Thankful for what we have
Seeing the news out of Colorado Springs this past weekend of yet another mass shooting, this one right before the Thanksgiving holiday, was gut-wrenching.
The grief and heartache — and stolen time — that comes with a loss like this is something no family and no community should experience. As if we needed another reminder, we’re reminded again that you really do never know what day could be your last. You never know when a friend, or a member of your family, could be lost — especially in a world with so much violence, vitriol and hateful rhetoric abound. The shooting this past weekend was the 604th mass shooting in the U.S. so far this year, according to the Gun Violence Archive. The five victims of this latest mass shooting join nearly 40,000 others who’ve lost their lives to gun violence this year.
We’re blessed to live in a region where many people feel safe to live. But this most recent tragedy is all the more reason to hold your friends and family a little tighter, share with others how you really feel about them while you still have the chance, and to stand up against the sort of deep-rooted hatred that festers into acts of violence like what we saw at Club Q, a club that serves the LGBTQIA-plus community, this past Saturday. (The police haven’t released a motive for the shooting, but the mayor of Colorado Springs, John Suthers, said it “has all the appearances of being a hate crime,” the New York Times reported Tuesday.)

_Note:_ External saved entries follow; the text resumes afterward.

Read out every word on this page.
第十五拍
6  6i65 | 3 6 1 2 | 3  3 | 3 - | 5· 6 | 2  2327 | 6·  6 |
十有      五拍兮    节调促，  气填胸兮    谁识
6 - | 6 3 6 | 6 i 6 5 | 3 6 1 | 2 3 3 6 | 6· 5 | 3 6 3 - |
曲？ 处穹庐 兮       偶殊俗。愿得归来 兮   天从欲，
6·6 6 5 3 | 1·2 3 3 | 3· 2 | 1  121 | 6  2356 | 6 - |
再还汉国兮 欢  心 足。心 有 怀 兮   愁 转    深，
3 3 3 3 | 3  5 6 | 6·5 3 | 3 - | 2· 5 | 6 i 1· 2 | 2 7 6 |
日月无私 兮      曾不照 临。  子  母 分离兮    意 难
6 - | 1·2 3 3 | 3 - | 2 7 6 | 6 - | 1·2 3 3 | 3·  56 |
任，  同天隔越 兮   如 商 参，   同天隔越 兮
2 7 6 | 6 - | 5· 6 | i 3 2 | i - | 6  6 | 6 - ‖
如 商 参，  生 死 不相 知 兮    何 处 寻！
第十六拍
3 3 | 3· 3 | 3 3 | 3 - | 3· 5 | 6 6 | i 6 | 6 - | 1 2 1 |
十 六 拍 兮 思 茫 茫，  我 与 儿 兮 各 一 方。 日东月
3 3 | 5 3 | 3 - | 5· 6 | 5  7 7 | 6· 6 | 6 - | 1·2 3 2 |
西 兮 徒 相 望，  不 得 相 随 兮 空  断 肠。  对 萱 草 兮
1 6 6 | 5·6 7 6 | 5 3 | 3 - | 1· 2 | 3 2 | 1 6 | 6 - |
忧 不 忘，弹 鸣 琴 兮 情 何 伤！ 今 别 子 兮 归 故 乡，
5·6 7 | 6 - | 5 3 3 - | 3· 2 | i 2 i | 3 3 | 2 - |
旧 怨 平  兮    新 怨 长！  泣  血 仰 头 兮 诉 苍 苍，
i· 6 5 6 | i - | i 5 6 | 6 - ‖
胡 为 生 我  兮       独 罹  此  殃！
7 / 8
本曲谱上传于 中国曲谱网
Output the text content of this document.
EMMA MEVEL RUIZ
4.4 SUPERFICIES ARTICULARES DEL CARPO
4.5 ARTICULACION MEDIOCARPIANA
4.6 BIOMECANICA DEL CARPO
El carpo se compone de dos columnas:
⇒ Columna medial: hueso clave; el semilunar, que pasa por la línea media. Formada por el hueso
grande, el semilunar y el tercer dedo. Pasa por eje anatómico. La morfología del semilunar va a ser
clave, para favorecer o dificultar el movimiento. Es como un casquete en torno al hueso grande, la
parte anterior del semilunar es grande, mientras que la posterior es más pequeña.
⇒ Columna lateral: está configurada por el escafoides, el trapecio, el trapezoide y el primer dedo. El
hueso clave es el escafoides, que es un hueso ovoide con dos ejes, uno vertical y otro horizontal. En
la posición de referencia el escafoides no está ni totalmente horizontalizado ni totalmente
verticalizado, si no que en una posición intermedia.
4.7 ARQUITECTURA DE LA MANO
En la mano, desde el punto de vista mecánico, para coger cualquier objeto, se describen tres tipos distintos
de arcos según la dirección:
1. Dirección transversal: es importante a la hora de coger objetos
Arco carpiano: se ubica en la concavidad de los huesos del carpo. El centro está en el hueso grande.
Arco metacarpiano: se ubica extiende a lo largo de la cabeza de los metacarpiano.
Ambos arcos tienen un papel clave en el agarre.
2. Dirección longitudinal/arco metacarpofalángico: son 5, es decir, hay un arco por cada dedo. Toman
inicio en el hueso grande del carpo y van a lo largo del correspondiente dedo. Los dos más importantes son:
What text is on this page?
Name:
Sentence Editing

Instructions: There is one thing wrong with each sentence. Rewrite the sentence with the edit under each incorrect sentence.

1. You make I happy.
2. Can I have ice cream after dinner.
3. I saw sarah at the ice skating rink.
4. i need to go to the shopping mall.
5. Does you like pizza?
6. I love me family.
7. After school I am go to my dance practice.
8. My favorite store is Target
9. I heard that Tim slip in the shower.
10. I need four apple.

Five people are dead, 18 more injured, and countless family members and friends are now grieving. The only reason the toll wasn’t larger was because of a group of people inside the club that stopped the gunman, including Army veteran Richard M. Fierro, who tackled the gunman and beat him with his own gun.
“I feel no joy. I’m not happy, I’m not excited. That guy is still alive and my family is not,” Fierro told reporters. The boyfriend of Fierro’s daughter was among those killed.
Fierro and the other club patrons who subdued the gunman are heroes. They shouldn’t have needed to be.
As we gather with friends and family this Thanksgiving, we will think of the families who can’t do the same. We hope both justice, and healing, is swift. We hope that real change comes before more lives are lost and more families are left to grieve.